I thought of this as I was going to sleep last night, and was abruptly reminded of an attempt I made thirty years ago to "do good." I went to the nursing home in the small Iowa town we were living in then, and volunteered to "adopt" one of their residents - visit, mostly.

The old lady they chose for me (I can't remember her name) was at least confused, if not suffering Alzheimer's. She thought I was her daughter. She called me by her daughter's name. I spent an hour with her the first meeting, and she never did realize it wasn't her daughter desperately trying to make smalltalk. I went back a second time, with a little bouquet of flowers, and her wrinkled face lit up. She clutched the flowers and said, "It's so good to see you, Eileen! How's that little girl of yours doing?" I'm not Eileen and I only have a son. It broke my heart. I wondered where the hell her *real* daughter was, and why wasn't *she* here, looking after her mother?

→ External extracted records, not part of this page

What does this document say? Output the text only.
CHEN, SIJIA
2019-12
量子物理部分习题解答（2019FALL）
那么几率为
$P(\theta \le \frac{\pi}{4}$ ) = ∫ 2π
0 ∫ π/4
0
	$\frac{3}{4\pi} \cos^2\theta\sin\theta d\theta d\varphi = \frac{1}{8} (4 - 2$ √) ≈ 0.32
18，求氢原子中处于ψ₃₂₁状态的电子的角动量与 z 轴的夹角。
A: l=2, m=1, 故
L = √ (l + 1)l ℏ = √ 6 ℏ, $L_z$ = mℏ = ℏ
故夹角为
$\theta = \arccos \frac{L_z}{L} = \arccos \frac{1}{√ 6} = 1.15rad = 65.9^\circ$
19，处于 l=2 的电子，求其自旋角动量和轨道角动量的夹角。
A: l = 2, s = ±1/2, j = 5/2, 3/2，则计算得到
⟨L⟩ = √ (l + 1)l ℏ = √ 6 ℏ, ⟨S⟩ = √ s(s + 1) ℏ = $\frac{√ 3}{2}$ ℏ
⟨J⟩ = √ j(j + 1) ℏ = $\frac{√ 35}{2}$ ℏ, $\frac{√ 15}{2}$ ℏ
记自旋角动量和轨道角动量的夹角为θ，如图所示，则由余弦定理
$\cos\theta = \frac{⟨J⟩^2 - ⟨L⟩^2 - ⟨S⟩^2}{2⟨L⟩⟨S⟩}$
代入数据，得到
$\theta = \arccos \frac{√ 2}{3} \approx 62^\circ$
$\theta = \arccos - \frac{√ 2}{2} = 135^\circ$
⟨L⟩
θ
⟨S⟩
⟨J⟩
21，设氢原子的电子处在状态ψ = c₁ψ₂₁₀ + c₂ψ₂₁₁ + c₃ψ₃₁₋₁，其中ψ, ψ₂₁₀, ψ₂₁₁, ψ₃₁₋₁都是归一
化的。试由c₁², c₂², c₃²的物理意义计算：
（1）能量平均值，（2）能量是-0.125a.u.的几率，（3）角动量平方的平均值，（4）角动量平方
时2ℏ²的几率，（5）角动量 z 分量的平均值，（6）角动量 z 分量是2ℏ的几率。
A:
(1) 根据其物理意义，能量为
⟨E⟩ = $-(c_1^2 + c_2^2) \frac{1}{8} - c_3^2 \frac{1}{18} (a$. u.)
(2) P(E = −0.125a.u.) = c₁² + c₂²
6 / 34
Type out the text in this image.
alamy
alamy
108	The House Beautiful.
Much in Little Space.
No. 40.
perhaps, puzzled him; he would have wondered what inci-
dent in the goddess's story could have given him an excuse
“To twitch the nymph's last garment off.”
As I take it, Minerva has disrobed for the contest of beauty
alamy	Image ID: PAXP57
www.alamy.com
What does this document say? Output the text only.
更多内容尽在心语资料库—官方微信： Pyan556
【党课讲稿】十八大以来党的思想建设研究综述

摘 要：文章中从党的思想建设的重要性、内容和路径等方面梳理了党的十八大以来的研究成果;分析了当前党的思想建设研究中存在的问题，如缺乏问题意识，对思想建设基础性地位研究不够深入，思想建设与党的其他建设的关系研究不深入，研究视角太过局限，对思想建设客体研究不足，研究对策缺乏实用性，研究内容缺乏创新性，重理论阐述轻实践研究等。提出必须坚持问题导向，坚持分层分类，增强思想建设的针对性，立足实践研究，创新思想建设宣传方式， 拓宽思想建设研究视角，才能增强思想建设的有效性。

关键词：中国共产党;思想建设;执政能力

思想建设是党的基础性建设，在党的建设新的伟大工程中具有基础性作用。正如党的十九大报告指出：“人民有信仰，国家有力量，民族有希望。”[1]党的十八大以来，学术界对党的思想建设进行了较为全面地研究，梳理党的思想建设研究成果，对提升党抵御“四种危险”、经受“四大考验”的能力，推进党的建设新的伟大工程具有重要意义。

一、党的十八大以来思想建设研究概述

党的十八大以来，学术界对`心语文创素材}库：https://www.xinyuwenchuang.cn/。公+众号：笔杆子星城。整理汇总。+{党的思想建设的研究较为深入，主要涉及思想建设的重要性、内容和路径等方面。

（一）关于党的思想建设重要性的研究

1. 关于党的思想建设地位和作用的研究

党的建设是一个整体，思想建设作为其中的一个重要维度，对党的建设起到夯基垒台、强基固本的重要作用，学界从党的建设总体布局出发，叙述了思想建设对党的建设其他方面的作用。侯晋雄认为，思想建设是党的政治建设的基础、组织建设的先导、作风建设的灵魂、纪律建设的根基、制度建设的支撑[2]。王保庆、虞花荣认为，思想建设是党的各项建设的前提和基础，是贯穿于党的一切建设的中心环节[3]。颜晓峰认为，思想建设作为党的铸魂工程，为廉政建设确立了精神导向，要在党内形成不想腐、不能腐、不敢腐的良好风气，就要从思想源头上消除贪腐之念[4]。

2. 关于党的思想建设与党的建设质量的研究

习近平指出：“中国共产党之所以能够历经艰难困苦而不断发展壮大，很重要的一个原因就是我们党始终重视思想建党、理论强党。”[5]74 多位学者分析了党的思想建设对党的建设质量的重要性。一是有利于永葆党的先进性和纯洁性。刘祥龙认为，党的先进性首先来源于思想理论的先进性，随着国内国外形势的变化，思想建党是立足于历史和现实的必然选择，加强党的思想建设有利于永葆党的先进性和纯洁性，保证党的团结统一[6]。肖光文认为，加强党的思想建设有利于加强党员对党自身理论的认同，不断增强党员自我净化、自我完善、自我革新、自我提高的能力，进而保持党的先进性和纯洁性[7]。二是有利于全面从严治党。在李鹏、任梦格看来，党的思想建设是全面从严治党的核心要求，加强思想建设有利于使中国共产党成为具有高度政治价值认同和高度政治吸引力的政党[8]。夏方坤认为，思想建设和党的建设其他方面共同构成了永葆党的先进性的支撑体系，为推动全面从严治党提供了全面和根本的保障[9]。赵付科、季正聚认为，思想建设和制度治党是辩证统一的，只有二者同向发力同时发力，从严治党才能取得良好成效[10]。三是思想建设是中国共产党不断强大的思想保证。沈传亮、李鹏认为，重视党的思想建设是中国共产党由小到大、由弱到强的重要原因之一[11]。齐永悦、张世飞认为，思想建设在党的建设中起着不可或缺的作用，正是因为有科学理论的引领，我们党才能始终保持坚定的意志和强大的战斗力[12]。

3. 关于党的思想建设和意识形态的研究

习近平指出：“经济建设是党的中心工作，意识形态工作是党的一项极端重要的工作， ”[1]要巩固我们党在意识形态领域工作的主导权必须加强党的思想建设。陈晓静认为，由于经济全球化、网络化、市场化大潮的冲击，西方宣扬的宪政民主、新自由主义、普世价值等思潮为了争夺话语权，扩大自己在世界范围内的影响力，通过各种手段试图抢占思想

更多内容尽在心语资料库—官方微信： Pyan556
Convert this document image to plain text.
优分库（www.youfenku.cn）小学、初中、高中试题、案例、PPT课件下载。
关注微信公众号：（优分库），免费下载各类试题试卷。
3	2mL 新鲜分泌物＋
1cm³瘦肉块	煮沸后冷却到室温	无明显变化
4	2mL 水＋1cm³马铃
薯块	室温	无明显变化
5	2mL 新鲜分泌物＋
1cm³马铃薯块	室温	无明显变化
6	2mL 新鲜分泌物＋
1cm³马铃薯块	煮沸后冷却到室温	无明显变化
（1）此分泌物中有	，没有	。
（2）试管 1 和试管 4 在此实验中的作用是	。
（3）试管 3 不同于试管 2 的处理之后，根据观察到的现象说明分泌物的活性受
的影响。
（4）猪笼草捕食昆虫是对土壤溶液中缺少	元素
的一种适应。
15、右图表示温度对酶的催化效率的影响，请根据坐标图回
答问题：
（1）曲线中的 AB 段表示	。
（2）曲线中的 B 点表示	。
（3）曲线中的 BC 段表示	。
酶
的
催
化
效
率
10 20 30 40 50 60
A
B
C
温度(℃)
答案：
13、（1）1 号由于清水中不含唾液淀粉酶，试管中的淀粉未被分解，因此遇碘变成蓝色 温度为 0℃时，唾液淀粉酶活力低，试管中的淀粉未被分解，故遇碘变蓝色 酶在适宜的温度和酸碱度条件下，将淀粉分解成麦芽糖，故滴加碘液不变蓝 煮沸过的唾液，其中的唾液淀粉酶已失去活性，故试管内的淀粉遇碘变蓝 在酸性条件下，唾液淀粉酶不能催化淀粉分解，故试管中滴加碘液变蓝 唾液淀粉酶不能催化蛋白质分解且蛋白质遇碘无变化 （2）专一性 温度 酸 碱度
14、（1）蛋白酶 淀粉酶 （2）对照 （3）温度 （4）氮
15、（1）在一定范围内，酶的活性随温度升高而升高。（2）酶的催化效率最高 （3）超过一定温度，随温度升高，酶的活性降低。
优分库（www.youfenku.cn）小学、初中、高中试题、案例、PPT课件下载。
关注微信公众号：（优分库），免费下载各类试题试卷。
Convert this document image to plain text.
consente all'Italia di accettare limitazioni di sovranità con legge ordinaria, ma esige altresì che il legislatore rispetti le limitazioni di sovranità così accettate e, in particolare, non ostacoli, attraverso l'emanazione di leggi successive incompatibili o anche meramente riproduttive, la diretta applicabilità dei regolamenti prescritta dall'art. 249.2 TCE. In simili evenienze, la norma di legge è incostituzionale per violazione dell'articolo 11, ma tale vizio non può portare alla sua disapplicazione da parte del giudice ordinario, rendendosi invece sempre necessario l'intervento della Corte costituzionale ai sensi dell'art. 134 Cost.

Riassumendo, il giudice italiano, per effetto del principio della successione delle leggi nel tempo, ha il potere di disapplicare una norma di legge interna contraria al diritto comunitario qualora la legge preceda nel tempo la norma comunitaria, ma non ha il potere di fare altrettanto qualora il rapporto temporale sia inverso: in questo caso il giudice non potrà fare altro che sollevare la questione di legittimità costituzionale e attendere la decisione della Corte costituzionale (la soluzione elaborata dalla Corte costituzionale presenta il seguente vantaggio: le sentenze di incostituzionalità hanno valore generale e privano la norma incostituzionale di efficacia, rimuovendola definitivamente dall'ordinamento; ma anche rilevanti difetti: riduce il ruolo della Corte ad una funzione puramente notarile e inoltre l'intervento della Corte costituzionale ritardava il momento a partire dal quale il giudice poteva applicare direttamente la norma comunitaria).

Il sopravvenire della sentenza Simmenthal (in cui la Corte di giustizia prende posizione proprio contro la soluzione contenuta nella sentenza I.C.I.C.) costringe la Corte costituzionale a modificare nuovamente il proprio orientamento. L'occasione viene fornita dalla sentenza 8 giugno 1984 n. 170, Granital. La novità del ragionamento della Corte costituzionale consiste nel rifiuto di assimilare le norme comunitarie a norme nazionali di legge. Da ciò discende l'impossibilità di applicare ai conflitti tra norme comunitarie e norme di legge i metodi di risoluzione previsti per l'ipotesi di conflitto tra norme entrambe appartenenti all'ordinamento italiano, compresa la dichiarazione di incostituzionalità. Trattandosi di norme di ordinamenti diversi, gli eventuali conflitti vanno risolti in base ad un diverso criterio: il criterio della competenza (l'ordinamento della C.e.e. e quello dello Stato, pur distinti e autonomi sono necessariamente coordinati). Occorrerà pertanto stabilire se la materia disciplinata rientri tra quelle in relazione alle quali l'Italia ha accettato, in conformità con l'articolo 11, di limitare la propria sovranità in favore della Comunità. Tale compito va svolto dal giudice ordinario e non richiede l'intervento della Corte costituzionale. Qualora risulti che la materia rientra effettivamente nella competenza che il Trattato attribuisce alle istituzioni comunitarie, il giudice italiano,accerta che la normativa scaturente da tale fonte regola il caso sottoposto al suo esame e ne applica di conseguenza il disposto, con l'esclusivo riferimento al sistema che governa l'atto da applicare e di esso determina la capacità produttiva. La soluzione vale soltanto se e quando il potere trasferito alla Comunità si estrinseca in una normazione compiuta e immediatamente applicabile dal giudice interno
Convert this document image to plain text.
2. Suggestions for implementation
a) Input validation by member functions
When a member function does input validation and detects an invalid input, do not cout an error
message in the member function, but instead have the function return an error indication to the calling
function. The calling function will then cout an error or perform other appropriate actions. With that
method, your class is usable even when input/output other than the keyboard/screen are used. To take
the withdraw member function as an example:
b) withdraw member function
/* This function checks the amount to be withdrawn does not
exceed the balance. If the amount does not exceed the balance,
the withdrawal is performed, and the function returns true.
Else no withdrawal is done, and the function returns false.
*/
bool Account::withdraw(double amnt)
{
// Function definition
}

This second visit, the old lady fell silent after the first few minutes, and her eyes glazed over and she stared into space unresponsive to anything I said. After awhile, I patted her hand, said "Goodbye," and left, never to return. I was 22 years old and neither I nor most of the world knew much about senile dementia or how to treat its victims. I felt like a total failure; and I felt totally unrewarded. I had envisioned some grateful old person whose dreary and pain-wracked life would be brightened just knowing that such a caring young person was paying attention to them. And for years, I felt guilty for never going back.

Last night this train of thought left me sobbing in grief, for my mom who may have been lonely but whom I did certainly pay plenty of attention to, for that old lady in the tiny Iowa town, for all the people of the world who are lonely, hungry, homeless, terrified, and alone. For a few minutes it felt like all of it was all my fault - if I could just become a better person somehow I would find a way to make all of the pain go away. But after awhile, I came to my senses and reality, and knew again that one person cannot do it, can only hope to do an adequate job of loving and caring for the people in their immediate family, and that's if they're lucky and have tremendous stores of energy.

What baffles me is that so many people don't even make the effort. How can anyone put their mother or dad into a nursing home and then never visit, except maybe at holidays or birthdays? Maybe that's what those old ladies are asking their teddy bears and stuffed rabbits. I hope the cuddlies give them answers, even if I can't hear them.